Monday, October 17, 2011

:[

Seeing as I had the best time ever at the Angelspit shows this weekend with my boyfriend, coming back to the reality of my life today was harsh. Being able to spend time with him is the most amazing gift ever and if you have ever been in love you will understand. If you haven't been in love yet then I'm excited for you to experience it in the (hopefully) near future.

I really wish he didn't live so far away. We have been in a long distance relationship now for three years and these past three years have been the hardest of my life. I'm not a believer in fate or a higher power, but he and I met totally by random chance on New Years a few years ago. It's only this instance that sort of makes me believe in fate. Because he is the good thing I had been waiting for.

Literally, he is the nicest, smartest and funniest person I have ever met.

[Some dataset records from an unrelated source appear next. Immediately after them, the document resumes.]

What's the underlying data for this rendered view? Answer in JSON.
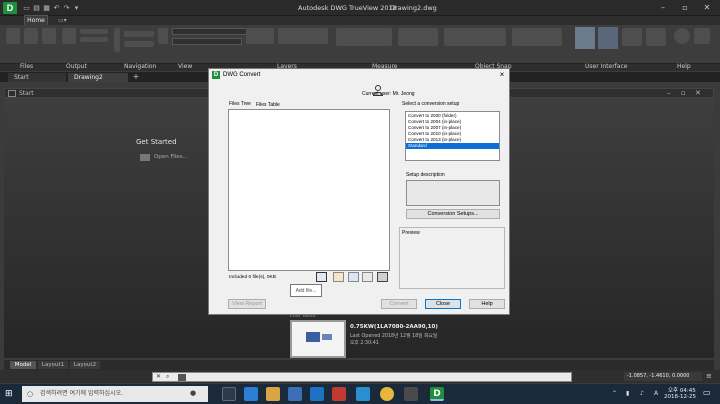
{
  "app": {
    "title": "Autodesk DWG TrueView 2018",
    "document": "Drawing2.dwg",
    "logo_letter": "D"
  },
  "ribbon": {
    "home_tab": "Home",
    "panels": [
      "Files",
      "Output",
      "Navigation",
      "View",
      "Layers",
      "Measure",
      "Object Snap",
      "User Interface",
      "Help"
    ]
  },
  "doc_tabs": [
    "Start",
    "Drawing2"
  ],
  "start_window": {
    "title": "Start",
    "get_started": "Get Started",
    "open_files": "Open Files..."
  },
  "dialog": {
    "title": "DWG Convert",
    "close_glyph": "×",
    "current_user": "Current user: Mr. Jeong",
    "tabs": [
      "Files Tree",
      "Files Table"
    ],
    "files_info": "Included 0 file(s), 0KB",
    "add_file": "Add file...",
    "select_setup_label": "Select a conversion setup",
    "setups": [
      "Convert to 2000 (folder)",
      "Convert to 2004 (in-place)",
      "Convert to 2007 (in-place)",
      "Convert to 2010 (in-place)",
      "Convert to 2013 (in-place)",
      "Standard"
    ],
    "selected_setup": "Standard",
    "setup_description_label": "Setup description",
    "conversion_setups_button": "Conversion Setups...",
    "preview_label": "Preview",
    "view_report_button": "View Report",
    "convert_button": "Convert",
    "close_button": "Close",
    "help_button": "Help"
  },
  "recent": {
    "header": "LAST WEEK",
    "file_name": "0.75KW(1LA7080-2AA90,10)",
    "last_opened": "Last Opened 2018년 12월 18일 화요일",
    "time": "오후 2:30:41"
  },
  "layout_tabs": [
    "Model",
    "Layout1",
    "Layout2"
  ],
  "status": {
    "coords": "-1.0857, -1.4610, 0.0000"
  },
  "taskbar": {
    "search_placeholder": "검색하려면 여기에 입력하십시오.",
    "time": "오후 04:45",
    "date": "2018-12-25"
  }
}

He is the only person that has ever stunned me to silence. Let me expand...I usually am very talkative to new people that I meet and I always have some lame ass comment to make to everyone. The first time I met him though I couldn't speak the entire night. I didn't know what to do or what to say and it is the only time this has ever  happened to me. I really really love him.

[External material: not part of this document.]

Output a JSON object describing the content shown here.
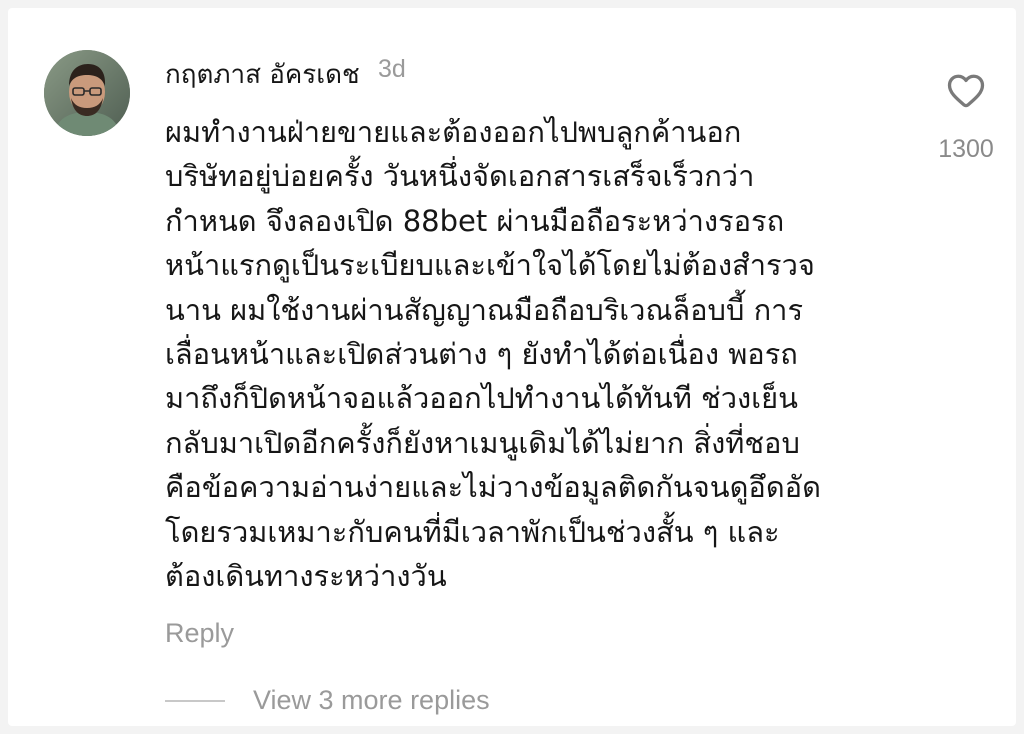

So today coming back to my reality of him not being here is so hard. I might be able to see him in two months for a longer period of time, but it is still not set in stone. If I do get get to see him though after that trip I have to wait six months to see him again in the summer. Having a school obligation makes things harder than they have to be especially because what I want to do with my life doesn't involve school. Like everyone I hate the grind. I just wish mine would end. I have two more years to grind through until I graduate and can do the things I actually want to do.

Sorry for my long pissy post, but I just had to get it out.